Puesto que doce era múltiplo de tres, calcular lo que quedaría después de pagarle al abogado la tercera parte por sus honorarios por sentencia favorable era aritmética elemental; la tajada de Mystic equivalía a algo más que los honorarios que se había llevado el Gobierno de los Estados Unidos cuando Shep vendió Knack.
—Bueno, ¿y tú que aconsejas?
—Si los llevas a juicio, especialmente después de… de haber sufrido una pérdida importante, estoy casi seguro de que podrías sacarle el doble. Pero yo cometería una especie de negligencia si no te advierto sobre todo lo que podría implicar un juicio con jurado. Es brutal. Una vez establecida la responsabilidad, el proceso se centrará en evaluar cuánto ha valido tu matrimonio, en dólares. Por lo tanto, es como en interés de ellos demostrar que tu matrimonio fue más bien una mierda. Y, jurídicamente, un matrimonio de mierda no merece una compensación tan alta como un buen matrimonio.
—¿Y qué les importa a ellos, por qué quieren saber qué clase de matrimonio fue el mío? —Al oír que hablaba en pasado se alegró de haber cerrado la puerta del estudio—. ¿Estás diciéndome que van a deducir, no sé, diez mil dólares por cada vez que Glynis y yo nos peleamos?
—Puede que te parezca como ridículo, pero sí, más o menos es eso. Por ejemplo, te van a acribillar a preguntas para conocer la frecuencia con que manteníais relaciones sexuales. Irán a ver a tus amigos para ver si encuentran a algunos que describiesen tu matrimonio como infeliz o como lleno de reproches. Tuve una clienta que tenía un guión de hierro a nivel de pruebas; el marido había trabajado veinte años con material ignífugo que contenía amianto. Pero averiguaron que la señora había tenido una especie de aventura lesbiana durante el matrimonio. Ella no quería que la familia se enterase y retiró la demanda. Fue una especie de chantaje, en serio. Y, en tu caso, ¿qué pasaría si descubren eso que me contaste, que estabas listo para largarte a África? ¿Solo si no había más remedio, justo antes de enterarte de que Glynis tenía cáncer? Te prometo que encontrarían a alguien que conoce esa historia, y entonces sí que no pintaría nada bien.
—Si acepto lo que proponen, ¿cuánto tardarían en extenderme el talón?
—Tendrías que firmar un acuerdo de confidencialidad. Pero no sé… ¿Después? Creo que no tardarían nada. Sobre todo tras ver a Glynis en tan mala forma. No querrían verse desbordados por, uf, los acontecimientos… Ni ver que tú cambias de opinión o algo así. Si ocurre lo peor, en ese caso tú podrías decidir ir a por todas.
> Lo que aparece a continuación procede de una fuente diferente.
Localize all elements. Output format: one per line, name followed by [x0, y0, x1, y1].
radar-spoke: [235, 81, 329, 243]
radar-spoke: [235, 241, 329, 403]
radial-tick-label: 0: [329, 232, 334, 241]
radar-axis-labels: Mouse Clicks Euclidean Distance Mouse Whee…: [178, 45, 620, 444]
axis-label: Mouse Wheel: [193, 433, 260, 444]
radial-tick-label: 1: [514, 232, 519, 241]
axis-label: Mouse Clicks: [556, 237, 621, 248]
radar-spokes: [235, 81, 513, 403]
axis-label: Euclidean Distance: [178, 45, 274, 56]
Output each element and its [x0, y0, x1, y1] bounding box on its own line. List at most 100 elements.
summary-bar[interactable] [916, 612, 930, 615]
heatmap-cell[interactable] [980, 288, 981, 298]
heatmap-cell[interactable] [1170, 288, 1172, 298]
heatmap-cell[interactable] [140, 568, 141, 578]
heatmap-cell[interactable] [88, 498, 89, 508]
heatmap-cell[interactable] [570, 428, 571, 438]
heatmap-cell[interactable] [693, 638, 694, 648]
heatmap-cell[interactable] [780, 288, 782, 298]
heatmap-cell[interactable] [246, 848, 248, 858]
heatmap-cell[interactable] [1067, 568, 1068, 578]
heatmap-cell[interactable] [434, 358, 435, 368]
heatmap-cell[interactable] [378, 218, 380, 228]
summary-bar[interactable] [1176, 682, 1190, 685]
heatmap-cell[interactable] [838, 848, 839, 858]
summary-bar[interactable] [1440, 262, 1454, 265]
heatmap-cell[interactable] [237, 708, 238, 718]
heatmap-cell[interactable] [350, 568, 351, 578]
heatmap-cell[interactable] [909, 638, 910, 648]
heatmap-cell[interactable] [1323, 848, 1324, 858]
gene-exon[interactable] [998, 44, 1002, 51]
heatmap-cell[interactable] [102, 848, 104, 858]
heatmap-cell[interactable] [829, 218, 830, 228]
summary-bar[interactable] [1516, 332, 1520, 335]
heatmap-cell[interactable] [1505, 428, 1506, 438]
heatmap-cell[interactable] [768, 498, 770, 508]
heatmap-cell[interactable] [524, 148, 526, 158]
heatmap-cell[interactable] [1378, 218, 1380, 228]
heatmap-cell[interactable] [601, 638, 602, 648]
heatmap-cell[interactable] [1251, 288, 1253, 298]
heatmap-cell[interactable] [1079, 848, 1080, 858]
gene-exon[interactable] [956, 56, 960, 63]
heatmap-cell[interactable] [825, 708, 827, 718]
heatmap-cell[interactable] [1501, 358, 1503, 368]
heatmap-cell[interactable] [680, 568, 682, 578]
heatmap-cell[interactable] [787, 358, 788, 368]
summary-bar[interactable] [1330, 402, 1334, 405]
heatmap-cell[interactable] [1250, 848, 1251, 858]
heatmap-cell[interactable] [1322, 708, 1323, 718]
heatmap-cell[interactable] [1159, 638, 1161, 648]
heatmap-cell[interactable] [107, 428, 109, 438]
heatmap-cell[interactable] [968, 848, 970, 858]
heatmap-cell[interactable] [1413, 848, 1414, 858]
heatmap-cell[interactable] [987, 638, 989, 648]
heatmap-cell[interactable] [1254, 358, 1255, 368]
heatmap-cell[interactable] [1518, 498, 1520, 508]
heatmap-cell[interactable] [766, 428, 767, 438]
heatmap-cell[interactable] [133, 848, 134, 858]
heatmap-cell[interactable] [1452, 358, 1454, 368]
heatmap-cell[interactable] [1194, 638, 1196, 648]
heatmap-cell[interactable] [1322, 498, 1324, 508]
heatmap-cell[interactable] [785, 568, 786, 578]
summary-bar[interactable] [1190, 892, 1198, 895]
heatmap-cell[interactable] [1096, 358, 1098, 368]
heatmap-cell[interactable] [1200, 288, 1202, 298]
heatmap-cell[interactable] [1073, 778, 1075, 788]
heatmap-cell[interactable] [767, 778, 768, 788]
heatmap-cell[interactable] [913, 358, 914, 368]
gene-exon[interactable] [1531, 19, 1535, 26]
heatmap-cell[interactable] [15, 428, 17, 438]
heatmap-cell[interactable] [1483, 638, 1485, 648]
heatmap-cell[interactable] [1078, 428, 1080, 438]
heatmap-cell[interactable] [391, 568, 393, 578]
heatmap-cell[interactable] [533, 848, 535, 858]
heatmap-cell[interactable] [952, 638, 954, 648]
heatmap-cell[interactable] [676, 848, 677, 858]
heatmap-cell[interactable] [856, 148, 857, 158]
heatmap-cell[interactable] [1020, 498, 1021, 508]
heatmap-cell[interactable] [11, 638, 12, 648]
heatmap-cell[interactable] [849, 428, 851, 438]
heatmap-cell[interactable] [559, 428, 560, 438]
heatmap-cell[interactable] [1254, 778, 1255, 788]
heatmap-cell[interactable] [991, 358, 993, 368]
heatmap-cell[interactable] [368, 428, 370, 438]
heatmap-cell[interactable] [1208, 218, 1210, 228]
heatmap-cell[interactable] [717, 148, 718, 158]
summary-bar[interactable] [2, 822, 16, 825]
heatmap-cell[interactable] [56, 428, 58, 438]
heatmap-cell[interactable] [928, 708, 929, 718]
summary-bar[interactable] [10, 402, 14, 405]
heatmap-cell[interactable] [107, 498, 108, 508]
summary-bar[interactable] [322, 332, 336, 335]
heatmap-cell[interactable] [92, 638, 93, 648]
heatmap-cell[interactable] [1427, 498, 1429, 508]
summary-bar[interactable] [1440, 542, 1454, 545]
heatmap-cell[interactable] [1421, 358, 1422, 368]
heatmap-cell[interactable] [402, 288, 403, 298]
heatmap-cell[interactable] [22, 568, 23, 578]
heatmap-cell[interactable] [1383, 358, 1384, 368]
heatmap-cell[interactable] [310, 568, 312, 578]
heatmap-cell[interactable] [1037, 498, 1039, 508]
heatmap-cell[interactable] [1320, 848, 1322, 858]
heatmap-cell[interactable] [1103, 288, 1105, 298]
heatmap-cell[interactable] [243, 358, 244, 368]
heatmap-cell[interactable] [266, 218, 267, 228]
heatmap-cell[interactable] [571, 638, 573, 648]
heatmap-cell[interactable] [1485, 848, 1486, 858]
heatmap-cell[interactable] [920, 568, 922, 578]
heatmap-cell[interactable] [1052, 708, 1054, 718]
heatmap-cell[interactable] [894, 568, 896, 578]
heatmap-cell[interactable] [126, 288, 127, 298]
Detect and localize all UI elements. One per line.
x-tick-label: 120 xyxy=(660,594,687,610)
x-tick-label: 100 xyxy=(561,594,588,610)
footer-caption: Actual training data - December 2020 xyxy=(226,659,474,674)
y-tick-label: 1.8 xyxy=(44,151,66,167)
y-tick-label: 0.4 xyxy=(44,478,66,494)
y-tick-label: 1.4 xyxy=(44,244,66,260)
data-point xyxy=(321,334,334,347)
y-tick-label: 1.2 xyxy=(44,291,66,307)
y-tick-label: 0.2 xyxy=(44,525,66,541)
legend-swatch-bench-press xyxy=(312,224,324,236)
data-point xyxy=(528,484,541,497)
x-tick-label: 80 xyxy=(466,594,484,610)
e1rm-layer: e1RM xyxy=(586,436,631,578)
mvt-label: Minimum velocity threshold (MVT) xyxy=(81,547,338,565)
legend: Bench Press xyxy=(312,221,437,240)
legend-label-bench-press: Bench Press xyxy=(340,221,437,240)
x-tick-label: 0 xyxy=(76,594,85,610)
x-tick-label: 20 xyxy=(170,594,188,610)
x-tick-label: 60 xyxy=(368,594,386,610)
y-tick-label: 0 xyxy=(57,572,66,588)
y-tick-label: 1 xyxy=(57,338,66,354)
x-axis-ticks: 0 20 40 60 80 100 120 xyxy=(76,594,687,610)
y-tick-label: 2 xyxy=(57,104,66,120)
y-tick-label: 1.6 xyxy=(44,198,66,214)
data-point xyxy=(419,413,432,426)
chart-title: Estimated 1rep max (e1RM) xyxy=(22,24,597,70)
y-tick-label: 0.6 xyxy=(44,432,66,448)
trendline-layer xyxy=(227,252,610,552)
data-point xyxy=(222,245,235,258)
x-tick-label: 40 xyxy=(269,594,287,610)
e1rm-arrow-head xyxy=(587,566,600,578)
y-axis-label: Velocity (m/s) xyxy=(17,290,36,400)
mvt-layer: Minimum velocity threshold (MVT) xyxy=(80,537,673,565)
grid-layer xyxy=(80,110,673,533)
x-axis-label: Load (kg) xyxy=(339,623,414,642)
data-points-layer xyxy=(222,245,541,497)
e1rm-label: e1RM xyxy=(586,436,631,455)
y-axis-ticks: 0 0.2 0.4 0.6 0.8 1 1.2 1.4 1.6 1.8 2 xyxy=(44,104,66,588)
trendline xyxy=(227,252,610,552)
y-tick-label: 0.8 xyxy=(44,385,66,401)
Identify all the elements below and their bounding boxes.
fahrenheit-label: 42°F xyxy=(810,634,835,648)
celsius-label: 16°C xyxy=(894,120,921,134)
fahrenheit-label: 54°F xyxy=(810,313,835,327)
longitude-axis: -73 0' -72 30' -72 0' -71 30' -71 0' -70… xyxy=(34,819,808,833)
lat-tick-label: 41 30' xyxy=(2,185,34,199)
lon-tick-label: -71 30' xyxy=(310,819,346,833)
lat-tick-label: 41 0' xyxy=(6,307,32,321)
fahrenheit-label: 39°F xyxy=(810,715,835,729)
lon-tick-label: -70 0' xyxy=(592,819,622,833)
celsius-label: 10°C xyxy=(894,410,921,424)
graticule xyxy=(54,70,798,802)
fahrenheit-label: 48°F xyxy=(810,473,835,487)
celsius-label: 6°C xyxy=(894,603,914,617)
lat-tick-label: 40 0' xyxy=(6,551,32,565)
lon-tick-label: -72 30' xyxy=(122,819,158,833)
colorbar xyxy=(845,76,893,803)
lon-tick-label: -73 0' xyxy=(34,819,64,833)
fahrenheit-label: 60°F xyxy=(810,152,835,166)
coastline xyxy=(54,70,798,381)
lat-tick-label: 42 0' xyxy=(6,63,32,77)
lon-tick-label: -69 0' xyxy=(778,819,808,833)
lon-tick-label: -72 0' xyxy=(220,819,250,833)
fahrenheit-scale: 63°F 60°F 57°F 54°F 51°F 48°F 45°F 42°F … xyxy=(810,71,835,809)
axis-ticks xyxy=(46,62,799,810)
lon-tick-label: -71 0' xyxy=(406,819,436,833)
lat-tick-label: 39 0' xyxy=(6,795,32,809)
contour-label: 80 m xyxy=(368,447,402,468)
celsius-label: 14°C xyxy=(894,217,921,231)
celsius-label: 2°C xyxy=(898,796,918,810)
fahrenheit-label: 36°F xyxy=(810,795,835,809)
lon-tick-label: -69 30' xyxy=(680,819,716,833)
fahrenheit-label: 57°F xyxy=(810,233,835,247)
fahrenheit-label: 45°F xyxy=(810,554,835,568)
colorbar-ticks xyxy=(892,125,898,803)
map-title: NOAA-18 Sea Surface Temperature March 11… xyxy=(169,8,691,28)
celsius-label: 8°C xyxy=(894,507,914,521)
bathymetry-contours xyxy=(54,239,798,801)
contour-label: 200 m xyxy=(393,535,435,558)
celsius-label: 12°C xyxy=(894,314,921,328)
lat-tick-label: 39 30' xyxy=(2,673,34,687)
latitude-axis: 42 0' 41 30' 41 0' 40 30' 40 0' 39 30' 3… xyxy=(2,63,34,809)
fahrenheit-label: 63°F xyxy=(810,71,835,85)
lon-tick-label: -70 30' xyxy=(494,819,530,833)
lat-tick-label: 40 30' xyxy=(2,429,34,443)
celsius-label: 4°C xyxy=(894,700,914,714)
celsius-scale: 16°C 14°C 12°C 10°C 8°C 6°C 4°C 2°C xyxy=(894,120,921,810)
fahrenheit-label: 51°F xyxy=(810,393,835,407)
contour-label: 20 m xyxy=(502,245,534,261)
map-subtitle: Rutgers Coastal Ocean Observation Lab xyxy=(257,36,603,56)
—Tendré que hablar con Glynis. Pero si tú nos consigues ese dinero lo antes posible, y quiero decir, el lunes, no dentro de unas semanas, porque no tenemos semanas…, entonces digo que sí, acepto.
Cuando colgó, Shep volvió a pensar con profunda tristeza en Jackson. Era un crimen que su mejor amigo no hubiese vivido para ser testigo de esa conversión. De Gili a Gorrón.